Uma sala com as paredes brancas com pinturas de uma cerejeira por toda a sala. Um guarda-roupas branco com várias roupas de diferentes cores sendo penduradas por cabides transparentes. Uma mesa de madeira clara, um cesto de metal preto e duas cadeiras vermelhas no meio da sala.

Ela vai até o guarda-roupas e pega um vestido vermelho de mangas curtas e um pouco aberto nas costas. A saia tapa quase metade da minha cicatriz da perna.

– Adisson, - digo. – Minha cicatriz.

– Ah eu sei. – diz ela. – Eu não as tirei. Não que eu não consiga, é claro que eu consigo. Só achei que eram bonitas. Não parece que você é uma boneca que saiu de uma loja. Nós, funcionários, fazemos isso. Deixamos no máximo duas coisas da pessoa, como cicatrizes ou alguns sinais. Eu preferi as cicatrizes. As duas devem ter uma grande história não? A do pescoço tem a ver com os cachecóis?

Concordo com a cabeça.

– A da perna foi quando um prédio desabou e eu estava no telhado com um amigo meu. Olly. Você viu a cerimônia? – pergunto. Ela concorda com a cabeça e cruza os braços.

– Ah, o garoto que levantou a mão depois de você é o seu amigo?

– Sim. Ele também ficou com uma cicatriz, só que no braço. – mostro meu braço onde a cicatriz ficaria nele. – E a do pescoço foi por causa da minha mãe.

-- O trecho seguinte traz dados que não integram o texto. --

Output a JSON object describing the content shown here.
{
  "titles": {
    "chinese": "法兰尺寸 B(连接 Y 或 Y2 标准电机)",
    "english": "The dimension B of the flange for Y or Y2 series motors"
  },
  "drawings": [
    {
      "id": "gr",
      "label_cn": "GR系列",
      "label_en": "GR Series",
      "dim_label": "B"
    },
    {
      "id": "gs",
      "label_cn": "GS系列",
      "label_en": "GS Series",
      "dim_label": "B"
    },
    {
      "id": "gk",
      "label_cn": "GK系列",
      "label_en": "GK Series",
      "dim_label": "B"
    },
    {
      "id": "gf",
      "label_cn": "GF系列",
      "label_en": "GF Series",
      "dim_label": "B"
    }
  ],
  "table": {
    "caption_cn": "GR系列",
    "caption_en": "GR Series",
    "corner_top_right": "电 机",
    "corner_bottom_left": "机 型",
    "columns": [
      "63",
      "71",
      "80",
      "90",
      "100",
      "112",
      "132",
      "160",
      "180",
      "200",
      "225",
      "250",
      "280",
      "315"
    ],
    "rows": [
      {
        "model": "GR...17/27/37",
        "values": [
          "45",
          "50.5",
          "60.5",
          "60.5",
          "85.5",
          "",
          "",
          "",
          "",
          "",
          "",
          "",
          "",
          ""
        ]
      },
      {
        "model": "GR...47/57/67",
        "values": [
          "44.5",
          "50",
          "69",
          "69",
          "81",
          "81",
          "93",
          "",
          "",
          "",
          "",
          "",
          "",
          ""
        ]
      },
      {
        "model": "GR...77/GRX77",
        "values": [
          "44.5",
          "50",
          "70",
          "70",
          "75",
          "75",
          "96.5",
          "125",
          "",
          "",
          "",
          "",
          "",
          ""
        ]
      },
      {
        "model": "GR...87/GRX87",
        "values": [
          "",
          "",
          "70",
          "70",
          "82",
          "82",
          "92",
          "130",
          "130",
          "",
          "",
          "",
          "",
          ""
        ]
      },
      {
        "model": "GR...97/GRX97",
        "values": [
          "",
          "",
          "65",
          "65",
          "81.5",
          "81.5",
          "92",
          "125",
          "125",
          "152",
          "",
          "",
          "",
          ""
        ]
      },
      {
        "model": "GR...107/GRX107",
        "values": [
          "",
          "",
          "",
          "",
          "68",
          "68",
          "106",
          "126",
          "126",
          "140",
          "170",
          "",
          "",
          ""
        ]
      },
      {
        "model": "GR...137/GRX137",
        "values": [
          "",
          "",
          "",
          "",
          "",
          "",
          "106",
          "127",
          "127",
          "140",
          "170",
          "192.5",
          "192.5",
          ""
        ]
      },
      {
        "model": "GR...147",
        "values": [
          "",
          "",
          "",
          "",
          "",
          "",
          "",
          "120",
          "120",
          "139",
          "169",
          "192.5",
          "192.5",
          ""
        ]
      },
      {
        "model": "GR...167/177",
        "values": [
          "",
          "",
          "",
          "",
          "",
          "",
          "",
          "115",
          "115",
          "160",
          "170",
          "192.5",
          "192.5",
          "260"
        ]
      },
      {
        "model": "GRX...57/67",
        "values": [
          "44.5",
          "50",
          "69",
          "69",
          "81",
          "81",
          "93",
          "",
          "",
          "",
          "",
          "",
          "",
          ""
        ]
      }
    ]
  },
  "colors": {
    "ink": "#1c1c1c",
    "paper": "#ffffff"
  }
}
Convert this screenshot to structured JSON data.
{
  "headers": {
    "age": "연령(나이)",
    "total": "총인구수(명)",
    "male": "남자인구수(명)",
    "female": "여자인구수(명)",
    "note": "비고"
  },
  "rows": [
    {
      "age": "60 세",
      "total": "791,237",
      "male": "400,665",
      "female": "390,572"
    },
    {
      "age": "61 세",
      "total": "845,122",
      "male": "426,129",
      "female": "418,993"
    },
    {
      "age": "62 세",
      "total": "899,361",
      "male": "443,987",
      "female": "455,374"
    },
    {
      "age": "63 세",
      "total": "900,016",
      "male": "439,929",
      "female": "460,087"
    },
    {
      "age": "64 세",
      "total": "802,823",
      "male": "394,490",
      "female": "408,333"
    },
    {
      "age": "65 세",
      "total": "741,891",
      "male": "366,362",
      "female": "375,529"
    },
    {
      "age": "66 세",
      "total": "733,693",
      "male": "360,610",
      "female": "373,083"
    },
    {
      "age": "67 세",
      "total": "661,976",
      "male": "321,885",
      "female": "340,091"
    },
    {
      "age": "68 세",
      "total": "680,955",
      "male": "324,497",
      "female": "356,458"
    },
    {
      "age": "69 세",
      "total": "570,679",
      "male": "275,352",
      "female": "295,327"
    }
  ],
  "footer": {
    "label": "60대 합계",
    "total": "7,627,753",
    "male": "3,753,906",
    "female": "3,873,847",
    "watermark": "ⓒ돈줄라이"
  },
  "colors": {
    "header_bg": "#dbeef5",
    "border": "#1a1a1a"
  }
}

Um acidente.

– Eu sinto muito. Mas se serve de consolo, quem tem uma cicatriz aqui, é interessante. É único. Ninguém tem cicatrizes assim. Não que signifiquem tanto. Então. Você vai precisar de um nome. Mas você tem quatro dias. Primeiro você precisa saber que não pode, de maneira alguma, em nenhuma circunstância, falar sobre Andy McBride. De jeito nenhum. Você será presa e condenada a pena de morte se descobrirem. Por isso a maioria dos secretários somem. Eles falam em algum momento para alguém. Normalmente, os grupos fazem alianças e trocas de dados. Não vou pedir nada, só pedem para que eu avise. Segundo, os outros funcionários da mesma área que eu, sempre fazem todos os garotos secretários mais bonitos, mas é proibido se apaixonar.

Começo a rir desesperadamente como nunca ri antes.

– Que espécie de regra é essa Adisson? – continuo rindo como uma louca.

Ela me olha com cara séria.

– Eu estou falando sério Andy. Eu não riria das regras.

– Desculpe. É que é muito engraçado alguém criar estas regras.

– Os secretários vieram para cá por pura e espontânea vontade. A vida é isolada aqui. Mas muitos não seguem as regras. Enfim, não arranjar brigas o que sempre acontece e principalmente por quebrar a regra dois. Há câmeras em todos os lugares aqui. Não se esqueça delas ok? Principalmente quando for quebrar uma das regras. Sabe que eu estou certa quanto á seus atos aqui. Já tenho um ponto pelo espelho. – ela pisca para mim. - Então, meu trabalho é treinar os secretários que mandam para mim. Você terá que aprender a andar com postura, como falar com Candice nas horas certas, como se comportar na frente dos outros secretários e é claro, o significado de cada movimento ou som do prédio ao lado. Ah. Cuidado com o que diz. Tudo que disser, se acumula em uma lista que a descreve. Você pode falar qualquer coisa sobre você, 0057. Por onde quer começar?

Fico com os olhos arregalados para ela. Não achei que fosse preciso tudo isso para se tornar um secretário, e tudo em quatro dias? Não será possível.

– Pelo nome? – pergunto sorrindo com medo.